April 15, 2010

OSK: IJM Corp riding on recovery

IJM Corporation Bhd
(April 14, RM4.86)
Upgrade to buy at RM4.83 with higher target price of RM5.45
: We are turning bullish on IJM following our recent meeting with the management.

Tenders have been on the rise and construction margins are expected to recover in FY11. IJM also stands to be a key winner of more road jobs in India while its industries and property divisions are expected to remain strong. We raise our FY11 to FY12 earnings by 5% to 8%.

IJM's order book balance currently stands at about RM4.2 billion (RM3.6 billion excluding the stalled IT Tower in Pakistan). The management said it experienced an increase in tenders during the 4Q09 to 1Q10 period, with tenders totalling RM4 billion.

At the "point of tender", PBT (profit before tax) margin estimates stood at 6% to 8%. Note that the sum tendered excludes jobs being directly negotiated or those for which IJM has been approached by potential clients. We assume a total RM2 billion in new jobs for FY11 to FY12 (RM1.49 billion in FY10).

Construction margins have remained suppressed since 2QFY09 due to outstanding "legacy jobs" in India, and newly secured jobs that have yet to go into full swing (no profits are recognised until completion hits 10%). We expect construction margins to remain at current levels until 1QFY11 before making a more meaningful recovery. This is rather in line with the management's guidance that construction margins will only revert to normalised levels in FY12.

India intends to construct 53,639km of roads in seven phases from now up to 2012. Some US$20 billion (RM64 billion) worth of road jobs are expected to be awarded by 1H10. We understand that Malaysia's Construction Industry Development Board (CIDB) is in negotiations with the National Highway Authority of India (NHAI).

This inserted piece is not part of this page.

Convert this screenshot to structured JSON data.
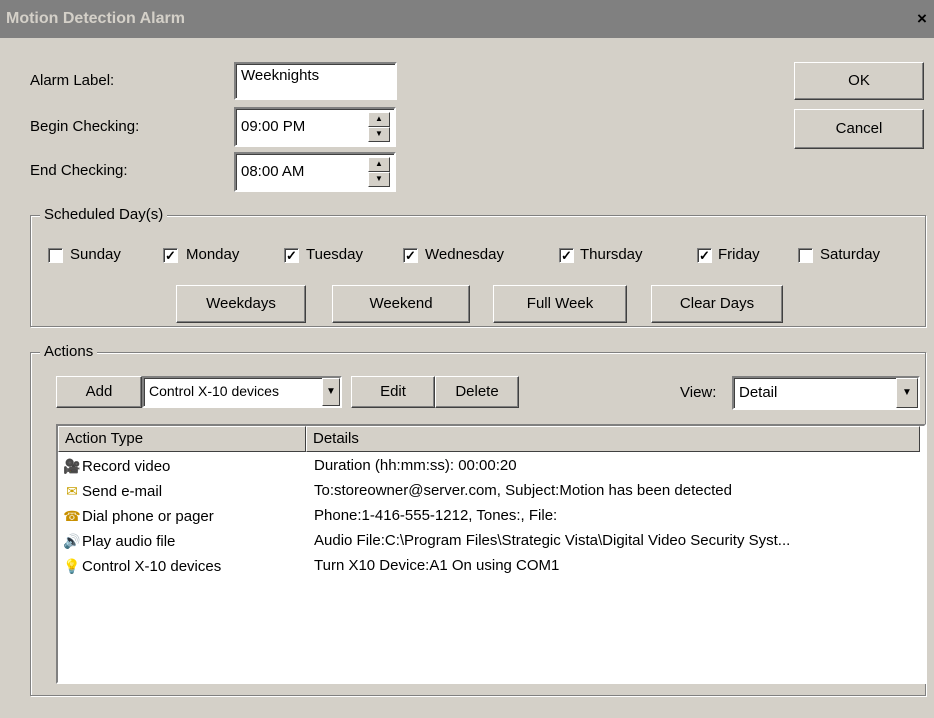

Under this framework, NHAI will allocate some of the road projects to CIDB, which will then decide how to award them to Malaysian contractors. Having completed 1,406km of roads in India, we see IJM as a clear beneficiary.

We continue to see strong contributions from its industries division, with a potential surprise from 82%-owned ICP Jiangmen, which has a monthly capacity of 20,000 tonnes and is about 50% utilised. Higher orders could potentially be driven by the implementation of the Hong Kong-Macau-Zhuhai Bridge and the expansion of ports in Guangdong province. We gather that there is potential for ICP Jiangmen to double its capacity.

The management expects properties to be the "star performer" in FY11. For the 9MFY10 period, sales totalled RM970 million, with RM800 million unbilled. Its Light Linear and Light Point developments in Penang (RM320 million collective gross development value) are now 70% to 85% sold. As The Light development commands higher margins (over 20% PBT), we see its blended property margins being lifted in FY11 as works have commenced.

We raise our FY11 earnings forecasts by 5.4% and that for FY12 by 8.1% (FY10 unchanged), which incorporates a construction margins recovery and stronger property revenue recognition.

Besides the earnings adjustments, we are making the following changes to our sum-of-parts (SOP) valuation: cut our construction earnings multiplier from 15 times to 14 times in line with the sector average, raise our industries earnings multiplier from nine times to 10 times given the strong performance, mark to market its stake in listed entities, mainly IJM Land (not rated) and remove our 10% discount to SOP valuation.

We upgrade the stock to buy. Our RM5.45 target price implies 18.3 times FY11 earnings, representing some one standard deviation above its historical mean price-earnings ratio (PER). We think such bullish parameters are achievable given IJM's construction margin recovery, news flow arising from more project awards and a sizeable pool of concession assets. - OSK Research, April 14


This article appeared in The Edge Financial Daily, April 15, 2010.